At the same time, the US dollar, typically viewed as a safe-haven currency during periods of uncertainty, weakened considerably.
Commenting on the volatility, Kathleen Brooks, Research Director at XTB, noted that Brent crude prices fluctuated widely between $66 and $73 per barrel within the day. She highlighted that gold lost $45 per ounce, and the US dollar, which had been the preferred safe haven, became the weakest among G10 currencies. Brooks remarked that the market was reacting swiftly to the ceasefire news, but risk sentiment remained highly sensitive to new developments.
Geopolitical Context: The Importance of the Strait of Hormuz
Iran is the world’s seventh-largest oil producer and controls the strategically significant Strait of Hormuz, a narrow waterway between Iran and Oman that handles 20 to 30 percent of the world’s oil and gas shipments.
Following Israel’s initial strike on Iran a week ago, oil prices surged by 8 percent amid concerns over a possible blockade of the Strait. Despite these fears, Iran refrained from closing the channel, even after the US targeted three of its nuclear facilities with bunker-buster bombs.
Oil prices continued to fall after Iran responded by striking a US air base in Qatar, an action that reduced the perceived risk of a blockade. The downward trend accelerated after President Trump announced the ceasefire on his Truth Social platform.

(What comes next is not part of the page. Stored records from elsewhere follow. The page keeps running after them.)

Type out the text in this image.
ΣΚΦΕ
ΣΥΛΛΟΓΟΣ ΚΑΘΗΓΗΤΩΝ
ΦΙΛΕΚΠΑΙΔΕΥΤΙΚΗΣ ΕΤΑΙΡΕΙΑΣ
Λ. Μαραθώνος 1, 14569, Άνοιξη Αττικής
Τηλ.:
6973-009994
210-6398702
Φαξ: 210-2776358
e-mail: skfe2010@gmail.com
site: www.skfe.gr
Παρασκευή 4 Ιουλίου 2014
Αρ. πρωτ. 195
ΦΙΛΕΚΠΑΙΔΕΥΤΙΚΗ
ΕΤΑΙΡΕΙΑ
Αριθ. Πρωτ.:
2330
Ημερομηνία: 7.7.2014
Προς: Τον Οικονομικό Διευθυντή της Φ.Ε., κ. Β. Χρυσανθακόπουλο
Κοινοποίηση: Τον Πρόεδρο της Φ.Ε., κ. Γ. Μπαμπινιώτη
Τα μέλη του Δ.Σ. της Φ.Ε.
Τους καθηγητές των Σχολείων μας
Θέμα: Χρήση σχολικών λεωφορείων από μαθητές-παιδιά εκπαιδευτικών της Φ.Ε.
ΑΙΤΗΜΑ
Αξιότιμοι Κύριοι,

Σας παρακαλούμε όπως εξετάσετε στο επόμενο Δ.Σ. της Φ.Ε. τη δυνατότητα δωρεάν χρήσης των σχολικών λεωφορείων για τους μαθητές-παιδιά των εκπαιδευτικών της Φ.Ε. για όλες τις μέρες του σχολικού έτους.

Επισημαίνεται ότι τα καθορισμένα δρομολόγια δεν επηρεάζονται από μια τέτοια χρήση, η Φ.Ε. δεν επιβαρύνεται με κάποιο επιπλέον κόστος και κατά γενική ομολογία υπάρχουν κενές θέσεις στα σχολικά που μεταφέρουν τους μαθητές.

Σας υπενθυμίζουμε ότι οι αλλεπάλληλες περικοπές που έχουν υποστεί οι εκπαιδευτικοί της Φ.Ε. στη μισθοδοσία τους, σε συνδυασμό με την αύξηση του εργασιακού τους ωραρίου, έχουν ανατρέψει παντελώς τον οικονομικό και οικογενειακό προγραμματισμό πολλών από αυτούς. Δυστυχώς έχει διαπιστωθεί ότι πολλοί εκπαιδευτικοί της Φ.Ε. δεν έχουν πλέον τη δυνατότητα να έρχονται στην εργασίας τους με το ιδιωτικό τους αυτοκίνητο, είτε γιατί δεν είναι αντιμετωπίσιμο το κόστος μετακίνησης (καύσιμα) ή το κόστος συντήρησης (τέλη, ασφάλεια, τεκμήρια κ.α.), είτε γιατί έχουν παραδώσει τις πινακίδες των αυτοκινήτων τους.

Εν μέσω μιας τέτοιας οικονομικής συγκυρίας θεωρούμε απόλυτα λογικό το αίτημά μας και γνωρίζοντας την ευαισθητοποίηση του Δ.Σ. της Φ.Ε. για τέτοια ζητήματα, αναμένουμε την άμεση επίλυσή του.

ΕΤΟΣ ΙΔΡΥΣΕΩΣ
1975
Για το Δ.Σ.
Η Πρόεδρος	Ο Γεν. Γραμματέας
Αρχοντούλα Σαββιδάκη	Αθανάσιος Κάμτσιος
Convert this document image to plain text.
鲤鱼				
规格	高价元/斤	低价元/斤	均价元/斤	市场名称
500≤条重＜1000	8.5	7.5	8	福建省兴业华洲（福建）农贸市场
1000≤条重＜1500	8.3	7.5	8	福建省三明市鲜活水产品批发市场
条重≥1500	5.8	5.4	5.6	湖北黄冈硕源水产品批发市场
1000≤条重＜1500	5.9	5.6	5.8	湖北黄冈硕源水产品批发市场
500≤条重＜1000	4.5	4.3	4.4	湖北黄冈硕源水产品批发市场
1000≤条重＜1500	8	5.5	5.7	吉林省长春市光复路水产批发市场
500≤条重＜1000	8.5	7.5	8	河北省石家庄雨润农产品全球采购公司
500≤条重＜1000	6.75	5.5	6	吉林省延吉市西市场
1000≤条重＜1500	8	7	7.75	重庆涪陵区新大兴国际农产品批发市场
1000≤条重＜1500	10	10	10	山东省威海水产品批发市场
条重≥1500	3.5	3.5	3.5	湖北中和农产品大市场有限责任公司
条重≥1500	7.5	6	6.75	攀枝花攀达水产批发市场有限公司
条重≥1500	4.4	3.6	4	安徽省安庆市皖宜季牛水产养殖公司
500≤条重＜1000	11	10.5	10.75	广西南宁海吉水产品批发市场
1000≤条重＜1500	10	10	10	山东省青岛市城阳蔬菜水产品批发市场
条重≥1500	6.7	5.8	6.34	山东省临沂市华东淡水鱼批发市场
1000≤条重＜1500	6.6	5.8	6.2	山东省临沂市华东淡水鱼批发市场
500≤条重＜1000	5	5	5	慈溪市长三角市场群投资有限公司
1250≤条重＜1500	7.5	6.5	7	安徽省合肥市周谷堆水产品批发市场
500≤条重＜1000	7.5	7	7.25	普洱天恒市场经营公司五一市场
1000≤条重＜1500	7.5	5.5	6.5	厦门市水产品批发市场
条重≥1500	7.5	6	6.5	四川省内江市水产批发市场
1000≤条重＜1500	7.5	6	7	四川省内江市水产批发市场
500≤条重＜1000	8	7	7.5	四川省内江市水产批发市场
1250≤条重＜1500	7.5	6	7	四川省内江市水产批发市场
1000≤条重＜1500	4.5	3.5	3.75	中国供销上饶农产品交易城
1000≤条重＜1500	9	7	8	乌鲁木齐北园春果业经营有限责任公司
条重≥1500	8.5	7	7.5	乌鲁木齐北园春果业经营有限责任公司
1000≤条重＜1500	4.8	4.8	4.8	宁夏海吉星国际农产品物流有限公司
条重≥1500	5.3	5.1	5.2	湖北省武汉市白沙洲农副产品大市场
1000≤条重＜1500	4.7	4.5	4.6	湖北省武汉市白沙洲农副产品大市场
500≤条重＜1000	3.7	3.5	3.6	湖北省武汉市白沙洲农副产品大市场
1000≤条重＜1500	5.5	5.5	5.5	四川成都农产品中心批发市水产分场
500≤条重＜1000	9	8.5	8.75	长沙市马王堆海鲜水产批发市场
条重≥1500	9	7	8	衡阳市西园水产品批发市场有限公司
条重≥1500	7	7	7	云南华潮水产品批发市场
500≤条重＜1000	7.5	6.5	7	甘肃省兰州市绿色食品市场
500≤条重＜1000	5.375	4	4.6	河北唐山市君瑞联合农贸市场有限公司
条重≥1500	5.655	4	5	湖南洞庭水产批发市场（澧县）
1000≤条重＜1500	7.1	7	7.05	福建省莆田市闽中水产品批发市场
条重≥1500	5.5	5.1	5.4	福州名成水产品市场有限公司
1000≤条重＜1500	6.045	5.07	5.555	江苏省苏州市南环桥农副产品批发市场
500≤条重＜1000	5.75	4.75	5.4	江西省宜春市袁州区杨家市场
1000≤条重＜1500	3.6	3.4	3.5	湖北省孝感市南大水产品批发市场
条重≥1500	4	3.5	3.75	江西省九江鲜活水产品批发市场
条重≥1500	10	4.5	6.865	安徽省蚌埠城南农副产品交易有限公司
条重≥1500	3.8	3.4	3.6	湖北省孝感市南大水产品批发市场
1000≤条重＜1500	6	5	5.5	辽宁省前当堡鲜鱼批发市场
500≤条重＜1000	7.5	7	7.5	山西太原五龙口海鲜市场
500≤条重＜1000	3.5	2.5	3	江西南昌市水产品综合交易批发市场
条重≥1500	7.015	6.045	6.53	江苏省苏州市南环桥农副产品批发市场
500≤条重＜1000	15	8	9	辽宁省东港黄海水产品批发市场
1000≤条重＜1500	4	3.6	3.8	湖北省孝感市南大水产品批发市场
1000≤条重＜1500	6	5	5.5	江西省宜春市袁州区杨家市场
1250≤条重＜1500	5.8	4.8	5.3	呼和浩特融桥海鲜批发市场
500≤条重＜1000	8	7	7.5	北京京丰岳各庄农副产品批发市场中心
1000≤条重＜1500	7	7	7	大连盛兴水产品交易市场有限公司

Brooks explained that the sharp drop in oil prices signaled the market’s confidence in the ceasefire agreement. She pointed out that Brent crude had climbed nearly 20 percent over the past month due to the risk premium associated with the conflict, which was now being reversed. However, she cautioned that renewed doubts about the ceasefire’s durability could quickly push oil prices higher again.
Market Stability Amid Ongoing Concerns
Despite the ongoing conflict in the Middle East, broader market indicators remained relatively stable. The VIX, a key measure of market volatility, did not experience a significant spike, and stock markets were largely unaffected.
The Eurostoxx index was the most impacted, dropping more than 2 percent over the past week. In contrast, US stocks managed to post gains. Brooks observed that markets reacted more strongly to US trade tariffs than to geopolitical risks, suggesting that economic factors currently outweigh geopolitical concerns for investors.